Benefits of Lines of Credit for Small Businesses
The process of starting up and growing a small business might be very challenging for most people. However, one can do it successfully with the right kind of preparation and planning as well. Using all the resources that are available to you as a business owner is very important in order for your business to succeed. One should gather resources in form of loans and investments from relatives, friends or even colleagues. Other viable options for starting up and running a small business is by getting lines of credit and loans from banks. Lines of credit are simply finances that enable an entrepreneur to withdraw funds of a certain amount. One should pay interest on the balance in form of monthly installments.
Unlike other debt terms, lines of credit tend to be very flexible as they allow one to use the money to serve more than one purpose. In addition to covering any expenses that one incurs when operating the business, one can use the line of credit money to pay suppliers. A new entrepreneur in their start-up stage is able to benefit a lot from this money as they can cover any cash flow gaps. However, banks deem lines of credit as very risky since they may term it out and repay by interest payments and principal for a given period of time if the money isn’t used properly. In order for borrowers to get lines of credit, they require hard collateral to back them up.

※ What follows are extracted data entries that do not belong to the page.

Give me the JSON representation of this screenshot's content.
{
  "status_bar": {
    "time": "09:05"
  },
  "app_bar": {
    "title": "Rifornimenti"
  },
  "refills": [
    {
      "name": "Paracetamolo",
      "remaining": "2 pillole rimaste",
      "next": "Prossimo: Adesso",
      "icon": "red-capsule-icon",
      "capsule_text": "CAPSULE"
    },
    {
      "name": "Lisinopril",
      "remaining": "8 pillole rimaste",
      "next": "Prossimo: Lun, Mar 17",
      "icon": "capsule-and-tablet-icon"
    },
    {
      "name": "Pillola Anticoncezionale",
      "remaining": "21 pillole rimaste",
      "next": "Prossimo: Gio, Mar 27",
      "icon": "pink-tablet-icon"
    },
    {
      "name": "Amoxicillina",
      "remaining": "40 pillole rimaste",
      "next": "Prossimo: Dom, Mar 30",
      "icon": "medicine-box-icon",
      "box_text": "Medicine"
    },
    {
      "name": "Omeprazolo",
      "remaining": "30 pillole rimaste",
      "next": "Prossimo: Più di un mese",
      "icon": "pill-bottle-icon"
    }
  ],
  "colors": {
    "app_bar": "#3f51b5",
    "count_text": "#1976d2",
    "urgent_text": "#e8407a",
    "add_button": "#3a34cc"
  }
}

Most banks accept liquid collateral such as CD’s, liens on real estate, brokerage accounts and equipment as well. Since lines of credit that are backed up by hard collateral are less risky, most banks prefer them. There are other ways however that banks can offer financing to borrowers while protecting their investment. With lines of credit, a borrower can only access up to a certain amount as stated in the contract between the lender and contractor.
There are two kinds of lines of credit namely secured and unsecured. A line of credit that is backed by hard collateral such as a home, boat, vehicle or another form of asset is a secured one. Such loans have lower interest rates since they are less risky for the lender. Since unsecured lines of credit are not backed by collateral, banks charge higher interest rates on them.
Those people who get lines of credit in order to open up a business get to benefit from a constant cash flow. Those people looking to open up a small business should apply for lines of credit in order to get cash to fund their short-term needs.